Factors to Consider Before, During and After an RMR Measurement

  • Critically ill adult patients who are intubated must be measured through the mechanical ventilator. (EE: Gas Collection Devices
  • Logistical considerations (e.g., patient comfort, injuries to the face, tubes in the nose or mouth, claustrophobia) should be taken into account when selecting a gas collection device (Brandi, 1997). (EE: Gas Collection Devices) 
  • If the patient is in a cool room, but adequately covered, impact of ambient temperature is likely minimized. (EE: Room Conditions)
  • If the ambient temperature in the ICU is too low or too high, the indirect calorimetry measurement may not reflect RMR. (EE: Room Conditions)
  • If the patient is not in a hypothermia protocol, but in a cooler environment, use of a blanket may be helpful to eliminate the impact of the a low room temperature (Claessens-van Ooijen et al, 2006). (EE: Room Conditions)

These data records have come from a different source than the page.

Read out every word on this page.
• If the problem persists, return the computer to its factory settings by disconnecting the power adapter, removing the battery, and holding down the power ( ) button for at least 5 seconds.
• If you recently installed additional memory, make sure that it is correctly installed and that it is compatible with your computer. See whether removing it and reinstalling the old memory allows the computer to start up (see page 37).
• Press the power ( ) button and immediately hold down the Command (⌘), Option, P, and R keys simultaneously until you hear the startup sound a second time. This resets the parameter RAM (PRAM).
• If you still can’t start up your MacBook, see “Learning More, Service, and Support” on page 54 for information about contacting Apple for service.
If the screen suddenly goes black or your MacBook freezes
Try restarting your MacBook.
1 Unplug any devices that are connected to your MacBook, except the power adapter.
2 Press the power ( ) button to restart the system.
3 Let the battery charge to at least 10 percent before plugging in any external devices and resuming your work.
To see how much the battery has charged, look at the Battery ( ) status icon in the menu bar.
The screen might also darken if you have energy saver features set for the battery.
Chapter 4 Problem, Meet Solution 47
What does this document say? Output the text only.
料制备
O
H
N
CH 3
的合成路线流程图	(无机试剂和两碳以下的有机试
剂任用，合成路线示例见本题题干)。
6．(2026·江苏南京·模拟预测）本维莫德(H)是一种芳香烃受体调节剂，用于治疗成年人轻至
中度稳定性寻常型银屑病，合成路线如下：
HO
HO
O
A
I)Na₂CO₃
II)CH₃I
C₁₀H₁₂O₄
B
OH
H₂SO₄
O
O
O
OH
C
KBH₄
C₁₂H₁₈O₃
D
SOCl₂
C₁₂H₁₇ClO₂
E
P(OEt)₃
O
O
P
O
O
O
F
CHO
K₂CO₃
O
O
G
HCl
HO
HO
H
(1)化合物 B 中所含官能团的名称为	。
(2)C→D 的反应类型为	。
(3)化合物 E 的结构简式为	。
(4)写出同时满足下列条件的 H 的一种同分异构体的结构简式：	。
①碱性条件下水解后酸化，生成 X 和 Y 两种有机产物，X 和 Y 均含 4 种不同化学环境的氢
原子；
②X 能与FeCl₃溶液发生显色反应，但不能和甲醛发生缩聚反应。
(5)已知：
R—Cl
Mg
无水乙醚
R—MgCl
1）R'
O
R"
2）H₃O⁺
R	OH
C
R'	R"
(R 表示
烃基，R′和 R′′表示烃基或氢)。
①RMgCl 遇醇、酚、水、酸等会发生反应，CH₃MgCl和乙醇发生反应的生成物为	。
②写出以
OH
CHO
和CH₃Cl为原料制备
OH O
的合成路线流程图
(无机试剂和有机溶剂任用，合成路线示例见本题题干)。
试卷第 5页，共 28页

  • If the patient is in a hypothermia protocol (brain injury or cardiac) for 24 hours or less, do not measure RMR until rewarming is accomplished. If greater than 24 hours, measure RMR and then remeasure again when rewarming is accomplished. (EE: Room Conditions)
  • The RDN should inquire with the interdisciplinary team to determine if the patient's position is temporary or permanent. (EE: Body Positions)
  • Sedation might reduce the time it takes to return to rest after routine ICU care, but the effect is not known (EE: Rest Period Duration)
  • Further studies are needed to identify the optimal wait time after procedures, such as surgery and hemodialysis (EE: Rest Period Duration)
  • Coordination with other healthcare professionals (e.g., nurse, respiratory therapy) is needed to ensure a sufficient wait time. (EE: Rest Period Duration) and to schedule the measurement (s). [EE: Duration of Measurement (Steady State)]
  • If the 30-minute wait time cannot be achieved, then the measurement should be rescheduled or a measurement of TEE may be attempted. Additional costs may occur due to increased time. (EE: Rest Period Duration)
  • Early morning measurements may be most practical, when the patient is least likely to be disturbed. [EE: Duration of Measurement (Steady State)]
  • The recommendation EE: Measurement Duration If Unable to Achieve Steady State in Critically Ill may be associated with increased time cost. [EE: Duration of Measurement (Steady State)]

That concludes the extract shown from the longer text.